Abstract

Abstract:

This essay argues that the 1623 starving time through which Pilgrims championed universal self-interest was a direct and anticipated consequence of their risky decision to build a palisade and a fort rather than plant corn. This historical insight, derived by comparing Edward Winslow's Good News from New England with William Bradford's Of Plymouth Plantation, updates and advances literary historical assessments of the power of sympathy in a settler colonial context. First, it reveals how the figuratively boundary-blurring fellow feeling that was exemplarily required by New England settlers' social theory had its historical conditions of possibility in the prior construction and renewal of material boundaries—walls, forts, and fences. These boundaries affirmed difference both within and beyond the New England settlement, and they normalized the self-interest across which sympathy's transgressive power derives. Second, these readings demonstrate not only how fellow feeling was enabled by these material demarcations but also how expressions of sympathy, particularly through practices of mercy, violently intensified the social difference that these walls and fences represented.

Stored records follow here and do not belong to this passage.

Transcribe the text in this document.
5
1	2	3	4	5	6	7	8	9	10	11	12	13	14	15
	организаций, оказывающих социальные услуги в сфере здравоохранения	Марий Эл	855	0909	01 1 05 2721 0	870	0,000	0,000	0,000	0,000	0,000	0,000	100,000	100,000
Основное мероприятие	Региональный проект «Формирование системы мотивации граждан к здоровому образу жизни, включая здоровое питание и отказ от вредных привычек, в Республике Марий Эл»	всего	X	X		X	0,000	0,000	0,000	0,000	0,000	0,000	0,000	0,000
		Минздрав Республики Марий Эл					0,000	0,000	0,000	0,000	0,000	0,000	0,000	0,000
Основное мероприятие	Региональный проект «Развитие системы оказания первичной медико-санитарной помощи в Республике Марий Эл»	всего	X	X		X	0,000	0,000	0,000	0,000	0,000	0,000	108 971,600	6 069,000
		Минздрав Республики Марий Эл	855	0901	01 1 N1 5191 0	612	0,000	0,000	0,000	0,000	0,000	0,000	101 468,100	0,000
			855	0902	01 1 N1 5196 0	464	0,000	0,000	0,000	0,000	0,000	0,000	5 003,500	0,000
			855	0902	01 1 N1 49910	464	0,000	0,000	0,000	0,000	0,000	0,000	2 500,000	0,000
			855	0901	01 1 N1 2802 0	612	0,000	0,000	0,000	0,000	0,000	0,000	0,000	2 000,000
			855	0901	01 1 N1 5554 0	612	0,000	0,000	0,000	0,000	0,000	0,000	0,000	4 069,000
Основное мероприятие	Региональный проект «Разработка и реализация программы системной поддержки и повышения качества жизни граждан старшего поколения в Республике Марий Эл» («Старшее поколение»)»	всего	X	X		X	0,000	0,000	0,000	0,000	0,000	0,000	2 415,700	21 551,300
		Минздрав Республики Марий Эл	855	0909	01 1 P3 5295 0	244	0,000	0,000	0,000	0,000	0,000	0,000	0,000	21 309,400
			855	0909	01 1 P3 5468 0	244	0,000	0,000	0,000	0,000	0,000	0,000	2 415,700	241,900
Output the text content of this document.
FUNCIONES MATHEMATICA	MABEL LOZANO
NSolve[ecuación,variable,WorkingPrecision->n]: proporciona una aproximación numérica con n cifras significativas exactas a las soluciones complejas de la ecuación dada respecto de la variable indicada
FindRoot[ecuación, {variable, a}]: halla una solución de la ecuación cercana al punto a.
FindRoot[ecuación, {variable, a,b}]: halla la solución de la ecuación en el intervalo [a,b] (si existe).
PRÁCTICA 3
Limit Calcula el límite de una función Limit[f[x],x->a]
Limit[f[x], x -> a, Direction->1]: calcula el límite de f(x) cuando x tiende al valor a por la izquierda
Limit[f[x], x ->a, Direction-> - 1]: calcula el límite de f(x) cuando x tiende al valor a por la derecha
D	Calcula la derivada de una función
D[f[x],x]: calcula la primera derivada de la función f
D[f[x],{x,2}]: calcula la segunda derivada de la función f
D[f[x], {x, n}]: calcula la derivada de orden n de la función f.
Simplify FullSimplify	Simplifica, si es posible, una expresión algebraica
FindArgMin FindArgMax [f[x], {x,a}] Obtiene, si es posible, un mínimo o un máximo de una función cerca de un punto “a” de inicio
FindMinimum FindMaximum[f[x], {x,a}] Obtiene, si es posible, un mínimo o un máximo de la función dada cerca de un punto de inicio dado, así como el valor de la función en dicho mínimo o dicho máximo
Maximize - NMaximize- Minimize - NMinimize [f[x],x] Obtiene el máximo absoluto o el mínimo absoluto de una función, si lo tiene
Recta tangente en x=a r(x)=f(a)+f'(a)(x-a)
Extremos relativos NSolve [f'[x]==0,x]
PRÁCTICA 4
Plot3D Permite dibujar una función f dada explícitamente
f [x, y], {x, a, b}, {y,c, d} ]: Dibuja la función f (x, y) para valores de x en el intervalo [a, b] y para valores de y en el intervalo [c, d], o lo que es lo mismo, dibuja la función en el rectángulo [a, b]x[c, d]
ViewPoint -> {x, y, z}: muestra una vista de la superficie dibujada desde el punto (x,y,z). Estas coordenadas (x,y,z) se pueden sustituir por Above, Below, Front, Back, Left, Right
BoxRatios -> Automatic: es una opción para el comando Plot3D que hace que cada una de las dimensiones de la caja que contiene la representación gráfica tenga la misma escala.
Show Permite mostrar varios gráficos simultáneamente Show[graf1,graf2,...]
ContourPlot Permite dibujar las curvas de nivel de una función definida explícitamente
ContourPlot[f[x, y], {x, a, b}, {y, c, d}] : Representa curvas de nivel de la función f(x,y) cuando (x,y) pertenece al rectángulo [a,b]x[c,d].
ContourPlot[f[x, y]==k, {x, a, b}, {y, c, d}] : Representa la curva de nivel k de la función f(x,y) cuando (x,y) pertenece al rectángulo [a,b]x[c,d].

This violence was at once explicit—in the terror and torture enacted on indigenous people—and implicit—in the expectation that fellow settlers forgo their desires for justice in the name of an affectionate community. Finally, in reviewing fellow feeling's capacity to be used as a weapon, this article suggests how future scholarship in New England studies might participate more robustly in a critique of the settler colonial conditions that endure into the present.